Was soll man also ansprechen? Ich habe aus dem Stegreif ein Plädoyer für eine stärkere Umorientierung auf das eigene individuelle Interesse an der Kommunikation probiert. Ich habe dabei im Prinzip nicht mehr versucht, als die Aufbruchstimmung zu thematisieren, die ich persönlich empfinde und bei so vielen Blogs bestätigt sehe, und an einem Beispiel aus der jüngeren deutschen Mediengeschichte - dem Erfolg der Stadtmagazine - die Sache mit dem Aufbruch und der Innovation und der Chance veranschaulicht. Man hofft dann immer, dass man nicht gleich unter Nostalgieverdacht gerät. Nur weil man in die Grabbelkiste solcher Erfahrungen greift. Mich hat es schließlich auch immer genervt, wenn Leute einem ihre alten Kamellen auftischen wollten.

Ich weiß deshalb auch zwei Tage später noch nicht, ob das ein sinnvoller Beitrag war, um wenigstens den unruhigen Teil der Kollegenschar zu bestärken, sich langsam, aber sicher auf die neue Realität im Mediengeschäft zuzubewegen.

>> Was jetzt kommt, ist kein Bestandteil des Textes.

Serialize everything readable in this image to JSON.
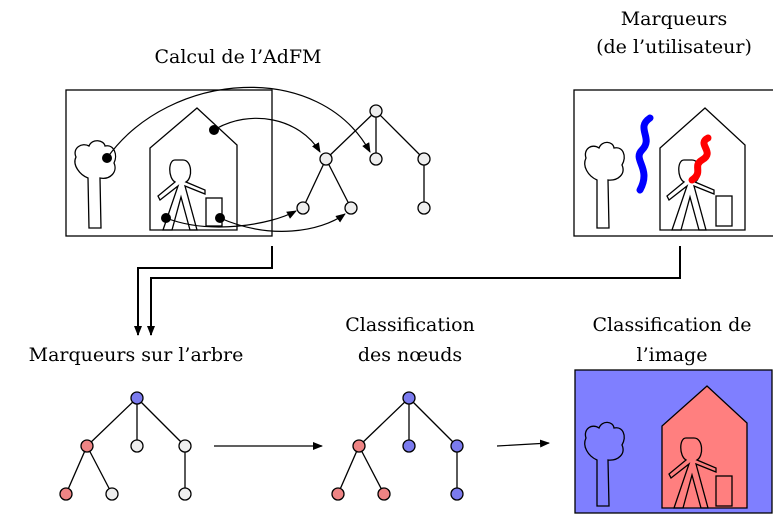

Aber ich weiß auch nicht, was ich sonst hätte sagen sollen. Das Manuskript jedenfalls geht in die Tonne.
Blick zurück: Die Ankündigung der Dortmund-Konferenz

3 Kommentare:

Anonym hat gesagt…

Bitte nicht in die Tonne kloppen. Das veröffentlichen wir noch. Und bis zum nächsten Online-Workshop machen wir erst mal schön so weiter wie bisher. Vielleicht haben im Herbst mehr Sportjournalisten kapiert, worum es bei diesem Online-Dingens geht.

Jürgen Kalwa hat gesagt…

Einverstanden.

Anonym hat gesagt…

Ich fand die historische Einordnung und den Vergleich mit der Gründerzeit der Stadtmagazine sehr gelungen. Noch wichtiger war aber, dass das Plädoyer von einem echten Old-School-Journalisten kam, der außerdem, um in der Argumentation des zitierten Kollegen von der Regionalzeitung zu bleiben, sehr „gesettlet“ rüberkam und sich eigentlich nicht mehr mit diesem Internet beschäftigen dürfte.